Needless to say, Cale becomes almost single-handedly responsible for delivering the White House from evil. He has to hide, shoot, hide in elevator shafts, bring down helicopters and save President Sawyer (Jamie Foxx). Oh, and rescue his daughter who has been taken hostage by the gun-wielding maniacs.

It is all so outlandish and ridiculous, that I watched it with the same suspension of belief that I would if I was watching ‘The Hobbit’. The stunts are daring and well-executed, the acting mediocre, the storyline even worse. But it’s fun. I wasn’t surprised to see that the film won the Teen Choice Awards Summer Action/Adventure movie. I have a teen and this film was just the ticket for passing a couple of hours in the company of my offspring!

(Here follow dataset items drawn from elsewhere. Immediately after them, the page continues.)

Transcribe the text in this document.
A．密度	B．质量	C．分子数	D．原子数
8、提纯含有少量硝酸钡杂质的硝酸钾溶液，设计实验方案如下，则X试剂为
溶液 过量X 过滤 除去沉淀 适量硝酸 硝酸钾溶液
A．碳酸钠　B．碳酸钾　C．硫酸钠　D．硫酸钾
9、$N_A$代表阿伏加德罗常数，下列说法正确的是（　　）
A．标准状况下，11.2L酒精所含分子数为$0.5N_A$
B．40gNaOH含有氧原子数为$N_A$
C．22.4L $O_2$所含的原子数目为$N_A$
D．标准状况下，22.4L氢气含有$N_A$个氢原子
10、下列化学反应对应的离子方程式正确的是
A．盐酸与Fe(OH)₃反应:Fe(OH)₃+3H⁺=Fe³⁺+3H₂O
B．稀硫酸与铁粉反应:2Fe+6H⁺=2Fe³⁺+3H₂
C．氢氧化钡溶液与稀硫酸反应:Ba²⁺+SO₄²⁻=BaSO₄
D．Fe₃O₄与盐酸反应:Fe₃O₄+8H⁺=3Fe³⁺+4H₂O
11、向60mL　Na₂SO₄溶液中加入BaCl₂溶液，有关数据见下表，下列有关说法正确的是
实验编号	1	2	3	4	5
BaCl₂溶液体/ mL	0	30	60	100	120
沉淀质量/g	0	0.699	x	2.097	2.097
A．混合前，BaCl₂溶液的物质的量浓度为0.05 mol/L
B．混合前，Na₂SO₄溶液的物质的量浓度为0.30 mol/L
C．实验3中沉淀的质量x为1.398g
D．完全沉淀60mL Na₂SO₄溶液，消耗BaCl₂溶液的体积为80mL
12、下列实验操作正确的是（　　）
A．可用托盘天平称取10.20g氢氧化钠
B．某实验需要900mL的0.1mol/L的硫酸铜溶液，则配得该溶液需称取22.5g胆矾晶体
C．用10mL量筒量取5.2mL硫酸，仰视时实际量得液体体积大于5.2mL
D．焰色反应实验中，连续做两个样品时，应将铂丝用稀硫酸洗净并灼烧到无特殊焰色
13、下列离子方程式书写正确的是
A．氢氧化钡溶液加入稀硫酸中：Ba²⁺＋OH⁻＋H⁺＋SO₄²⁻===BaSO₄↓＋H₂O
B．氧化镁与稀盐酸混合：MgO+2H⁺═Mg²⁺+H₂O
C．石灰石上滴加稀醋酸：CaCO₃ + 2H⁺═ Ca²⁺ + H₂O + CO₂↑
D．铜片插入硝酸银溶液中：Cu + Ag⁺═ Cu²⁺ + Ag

Book No 19 (2015) : We were Liars

we were liars 1Cadence Sinclair is part of a beautiful, privileged family that spends its summers on a private island. In her own voice, Cady tells us all this, and also how she fell in love with Gat in summer fifteen. There was a group of teenagers on the island, three cousins (Cady, Johnny and Mirren) and Johnny’s friend, Gat. They spent long days in the sun, fooling in the water, eating, talking. Occasionally they would spend time with their respective mothers, (three sisters), or their wealthy grandfather from whom their parents stand to inherit a fortune, or their smaller cousins ‘the littles’. Cady tells us all about it, but there are gaps in her recollections, bits she can’t quite recall because one summer she had an accident on the island. Now her head hurts all the time and her memories don’t quite fit together properly. Maybe Gat, or Johnny or Mirren can help her piece them together again?

It has been a long time since I was 16. But I can remember the summers when we all hung out, recovering from exams, drinking, being lazy and falling in love. I expect our parents wondered if we would ever morph into fully-functioning adults. We weren’t liars, but we were languid and detached, breaking away from our childhoods. E Lockhart captures that time beautifully in this book. Cady’s narrative is flawed, but somehow that makes her more credible.

I did have one criticism, which was the use of an allegorical fairy tale woven at intervals throughout the text. It seemed clumsy and unnecessary. With the author’s obvious talent, I’m sure she could have found a more effective device. Nevertheless, this was an engaging read which I really enjoyed. Internet reviews are mixed, but I loved it.

The book is apparently in the ‘Young Adult’ fiction genre   So, if you are looking out of your window and can see a teenager mooning dreamily in a hammock, you could do worse than chuck her (or him*) a copy of ‘We were Liars’. It will be the perfect accompaniment to a coming-of-age summer. Stand by with tissues though, as there is a twist which may end in tears.

(*tbh I am not sure if this is a teenage him kind of book, but I may be wrong).